著作権70年への延長に反対!―儲けたいのはダレだ?

 今朝の東京新聞(06/9/23)で、16の文化団体が合同で著作権法「改正」の要望を文化庁に申し入れたという記事を読んだ。以前から言われていたことだが、現行の50年を70年に延長したいということだ。わたしはこれには反対である。

 わたしが危惧するのは、文学作品を声に出してよむという文化をすすめるうえでの障害である。文芸作品の著作権は、現在、著者の没後、50年とされている。それで、青空文庫でも著作権の切れた作品を自由にダウンロードとしてよめるし、わたしたちも声に出してよんだ作品を自由にネットに公開している。
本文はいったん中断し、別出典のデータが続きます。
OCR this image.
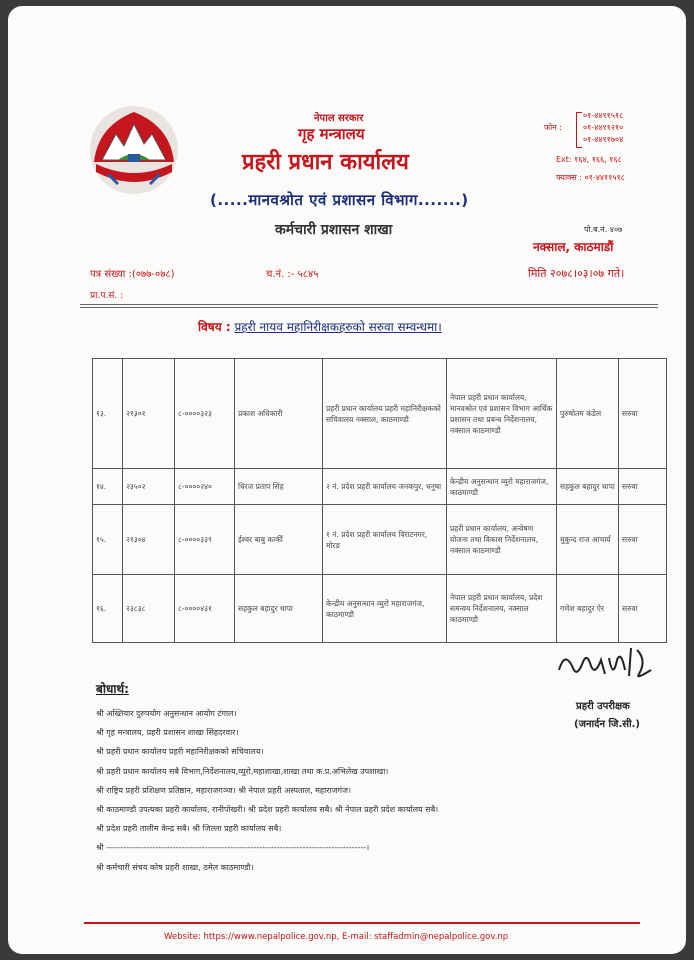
नेपाल सरकार
गृह मन्त्रालय
प्रहरी प्रधान कार्यालय
(.....मानवश्रोत एवं प्रशासन विभाग.......)
कर्मचारी प्रशासन शाखा
फोन :
०१-४४११५१८
०१-४४११२१०
०१-४४११७०४
Ext: १६४, १६६, १६८
फ्याक्स : ०१-४४११५१८
पो.ब.नं. ४०७
नक्साल, काठमाडौं
पत्र संख्या :(०७७-०७८)	च.नं. :- ५८४५	मिति २०७८।०३।०७ गते।
प्रा.प.सं. :
विषय : प्रहरी नायव महानिरीक्षकहरुको सरुवा सम्वन्धमा।
१३.	२१३०१	८-००००३२३	प्रकाश अधिकारी	प्रहरी प्रधान कार्यालय प्रहरी महानिरीक्षकको सचिवालय नक्साल, काठमाण्डौ	नेपाल प्रहरी प्रधान कार्यालय, मानवश्रोत एवं प्रशासन विभाग आर्थिक प्रशासन तथा प्रबन्ध निर्देशनालय, नक्साल काठमाण्डौ	पुरुषोतम कंडेल	सरुवा
१४.	२३५०२	८-००००२४०	धिरज प्रताप सिंह	२ नं. प्रदेश प्रहरी कार्यालय जनकपुर, धनुषा	केन्द्रीय अनुसन्धान व्युरो महाराजगंज, काठमाण्डौ	सहकुल बहादुर थापा	सरुवा
१५.	२१३०४	८-००००३३९	ईश्वर बाबु कार्की	१ नं. प्रदेश प्रहरी कार्यालय विराटनगर, मोरङ	प्रहरी प्रधान कार्यालय, अन्वेषण योजना तथा विकास निर्देशनालय, नक्साल काठमाण्डौ	मुकुन्द राज आचार्य	सरुवा
१६.	२३८३८	८-००००४३१	सहकुल बहादुर थापा	केन्द्रीय अनुसन्धान व्युरो महाराजगंज, काठमाण्डौ	नेपाल प्रहरी प्रधान कार्यालय, प्रदेश समन्वय निर्देशनालय, नक्साल काठमाण्डौ	गणेश बहादुर ऐर	सरुवा
प्रहरी उपरीक्षक
(जनार्दन जि.सी.)
बोधार्थ:
श्री अख्तियार दुरुपयोग अनुसन्धान आयोग टंगाल।
श्री गृह मन्त्रालय, प्रहरी प्रशासन शाखा सिंहदरवार।
श्री प्रहरी प्रधान कार्यालय प्रहरी महानिरीक्षकको सचिवालय।
श्री प्रहरी प्रधान कार्यालय सबै विभाग,निर्देशनालय,व्युरो,महाशाखा,शाखा तथा क.प्र.अभिलेख उपशाखा।
श्री राष्ट्रिय प्रहरी प्रशिक्षण प्रतिष्ठान, महाराजगञ्ज। श्री नेपाल प्रहरी अस्पताल, महाराजगंज।
श्री काठमाण्डौ उपत्यका प्रहरी कार्यालय, रानीपोखरी। श्री प्रदेश प्रहरी कार्यालय सबै। श्री नेपाल प्रहरी प्रदेश कार्यालय सबै।
श्री प्रदेश प्रहरी तालीम केन्द्र सबै। श्री जिल्ला प्रहरी कार्यालय सबै।
श्री ------------------------------------------------------------------------------------------।
श्री कर्मचारी संचय कोष प्रहरी शाखा, ठमेल काठमाण्डौ।
Website: https://www.nepalpolice.gov.np, E-mail: staffadmin@nepalpolice.gov.np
もしも70年になると、わたしの好きな太宰治も、中島敦も、坂口安吾も、自由にならなくなる。

 著作権とは、そもそも、創造者が次の創作をする励ましとなるために、その知的権利を保障しようというものである。当人が亡くなってから、50年というのも、わたしは長いと思っている。作品発表から20年くらいでもいいと思う。それが70年となると、これは一体だれのための著作権保護だろうか。創造者の遺族のための遺産のようなものか? そうではない。著作権にからむ営利目的の産業のためだ。それはあらゆる文化を金に代えてもうけようという意図がありありである。決して、文化の発展のためではない。

 新聞の記事でとくに気になるのは、文芸家協会副理事長・三田誠広の発言である。欧米と比較して「われわれだけが二十年分の権利を剥奪されている」と書かれている。この人はいったいいつまで過去の権利で暮らそうというのか。死んでからさらに二十年の権利がほしいというのか。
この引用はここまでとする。